In this thesis, the photophysical properties and photochemical reactions of 3',5'-dimethoxybenzoin and its derivatives as well as several novel compounds containing excited state intramolecular proton transfer (ESIPT) chromophores 2-(2’-hydroxyaryl)benzazole (HBO) were studied by time-resolved spectroscopic techniques such as femtosecond transient absorption (fs-TA), nanosecond transient absorption (ns-TA), and nanosecond time-resolved resonance Raman spectroscopy (ns-TR3). Theoretical calculations were also employed to help identify the transient species observed in the time-resolved absorption or Raman spectra and provide interpretation for the experimental results in terms of structures, electronic properties and energies.

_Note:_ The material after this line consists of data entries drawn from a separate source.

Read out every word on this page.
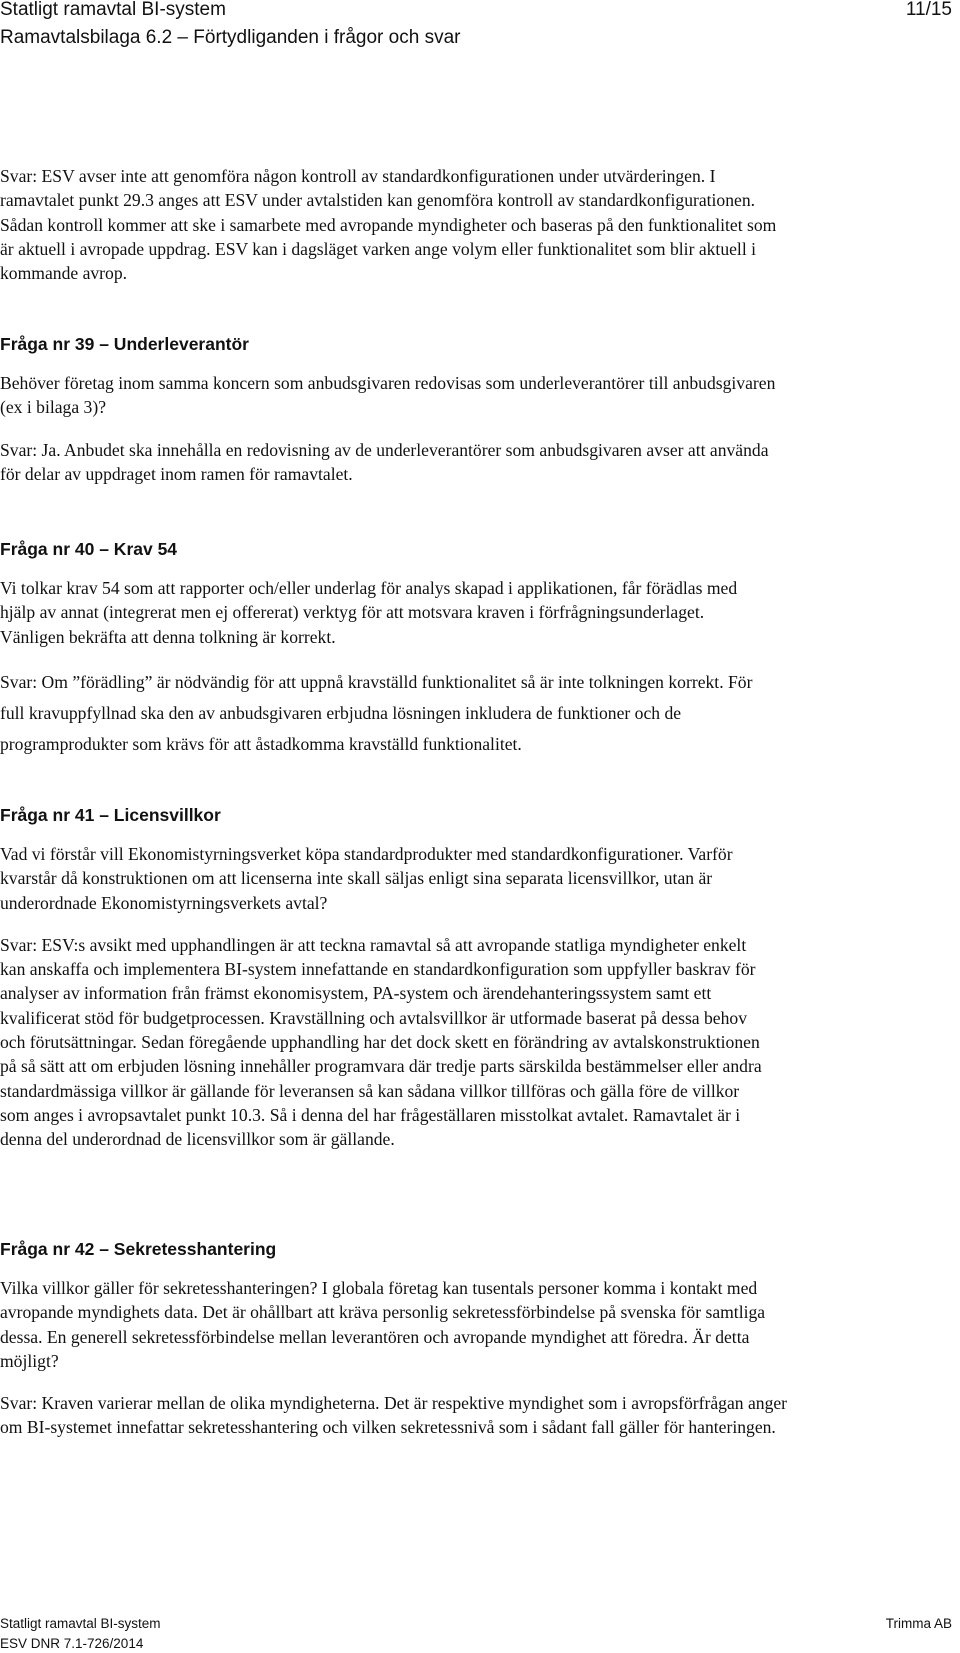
Statligt ramavtal BI-system	11/15
Ramavtalsbilaga 6.2 – Förtydliganden i frågor och svar

Svar: ESV avser inte att genomföra någon kontroll av standardkonfigurationen under utvärderingen. I ramavtalet punkt 29.3 anges att ESV under avtalstiden kan genomföra kontroll av standardkonfigurationen. Sådan kontroll kommer att ske i samarbete med avropande myndigheter och baseras på den funktionalitet som är aktuell i avropade uppdrag. ESV kan i dagsläget varken ange volym eller funktionalitet som blir aktuell i kommande avrop.

Fråga nr 39 – Underleverantör

Behöver företag inom samma koncern som anbudsgivaren redovisas som underleverantörer till anbudsgivaren (ex i bilaga 3)?

Svar: Ja. Anbudet ska innehålla en redovisning av de underleverantörer som anbudsgivaren avser att använda för delar av uppdraget inom ramen för ramavtalet.

Fråga nr 40 – Krav 54

Vi tolkar krav 54 som att rapporter och/eller underlag för analys skapad i applikationen, får förädlas med hjälp av annat (integrerat men ej offererat) verktyg för att motsvara kraven i förfrågningsunderlaget. Vänligen bekräfta att denna tolkning är korrekt.

Svar: Om ”förädling” är nödvändig för att uppnå kravställd funktionalitet så är inte tolkningen korrekt. För full kravuppfyllnad ska den av anbudsgivaren erbjudna lösningen inkludera de funktioner och de programprodukter som krävs för att åstadkomma kravställd funktionalitet.

Fråga nr 41 – Licensvillkor

Vad vi förstår vill Ekonomistyrningsverket köpa standardprodukter med standardkonfigurationer. Varför kvarstår då konstruktionen om att licenserna inte skall säljas enligt sina separata licensvillkor, utan är underordnade Ekonomistyrningsverkets avtal?

Svar: ESV:s avsikt med upphandlingen är att teckna ramavtal så att avropande statliga myndigheter enkelt kan anskaffa och implementera BI-system innefattande en standardkonfiguration som uppfyller baskrav för analyser av information från främst ekonomisystem, PA-system och ärendehanteringssystem samt ett kvalificerat stöd för budgetprocessen. Kravställning och avtalsvillkor är utformade baserat på dessa behov och förutsättningar. Sedan föregående upphandling har det dock skett en förändring av avtalskonstruktionen på så sätt att om erbjuden lösning innehåller programvara där tredje parts särskilda bestämmelser eller andra standardmässiga villkor är gällande för leveransen så kan sådana villkor tillföras och gälla före de villkor som anges i avropsavtalet punkt 10.3. Så i denna del har frågeställaren misstolkat avtalet. Ramavtalet är i denna del underordnad de licensvillkor som är gällande.

Fråga nr 42 – Sekretesshantering

Vilka villkor gäller för sekretesshanteringen? I globala företag kan tusentals personer komma i kontakt med avropande myndighets data. Det är ohållbart att kräva personlig sekretessförbindelse på svenska för samtliga dessa. En generell sekretessförbindelse mellan leverantören och avropande myndighet att föredra. Är detta möjligt?

Svar: Kraven varierar mellan de olika myndigheterna. Det är respektive myndighet som i avropsförfrågan anger om BI-systemet innefattar sekretesshantering och vilken sekretessnivå som i sådant fall gäller för hanteringen.

Statligt ramavtal BI-system
ESV DNR 7.1-726/2014
Trimma AB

The replacement of the phenol moiety of HBO by benzothiadiazol, quinoxalinol, phenanthrol and naphthol leads to the formation of compounds 1-4, respectively. Compared with the parent molecule HBO, compounds 1-4 have a larger π-conjugation framework and display red-shifted absorbance. Whereas traditional strategies to red-shift the fluorescent wavelength instead lead to blue-shifted emission for compounds 2-4. Baird’s rule and its complementarity were applied to interpret this unconventional behavior. Among the five compounds (HBO and 1-4), HBO shows an ultrafast and thorough ESIPT while compounds 2-4 have an equilibrium type of ESIPT with the observation of dual emission. Interestingly, only normal emission can be detected for compound 1 which suggests the prohibition of ESIPT. These differences of the ESIPT property of these compounds can be interpreted in terms of their structures, frontier orbitals and calculated potential energy surfaces. It was found that the introduction of an electron-withdrawing segment such as thiadiazol and pyrazine in the hydroxyphenyl ring apparently suppresses the proton-transfer in the excited states. Solvent effects on the fluorescence spectroscopic properties of these compounds can be concluded that the polar solvents restrain the ESIPT process and favor the normal emission. Moreover, fs-TA and ns-TA studies provide direct information of the transient species involved and reveal the overall reaction mechanisms of these compounds upon excitation. Long-lived triplet excited states were observed for all of these five compounds except for compound 3 and the ISC efficiency of compounds 1 and 2 are especially high. This study is helpful in understanding the ESIPT-structure relationships and in the design of novel heavy-atom-free organic triplet photosensitizers.

The photo-induced reaction mechanisms of 3',5'-dimethoxybenzoin (DMB) and its derivatives DMB fluoride and DMB chloride were also studied. Interestingly, these compounds undergo totally different reaction pathways in acetonitrile. For DMB, the α-cleavage occurred from the triplet state, leading to the formation of two radicals on the picosecond time scale. While for DMB fluoride, an efficient photo-deprotection-cyclization took place upon excitation and a biradical generated through a singlet character pathway was proposed to be the key intermediate. When the substituent is chlorine (DMB chloride), a long-lived α-keto cation (0.9 ms) was observed and then it underwent three steps (nucleophilic addition, proton transfer and isomerization) in the ground state to complete this novel photo-induced intramolecular chloride exchange reaction. Finally, it was worth noting that the solvent may has great influence on the reaction pathways as the heterolysis–solvolysis product (DMB) becomes predominant in a largely water containing solution of DMB fluoride.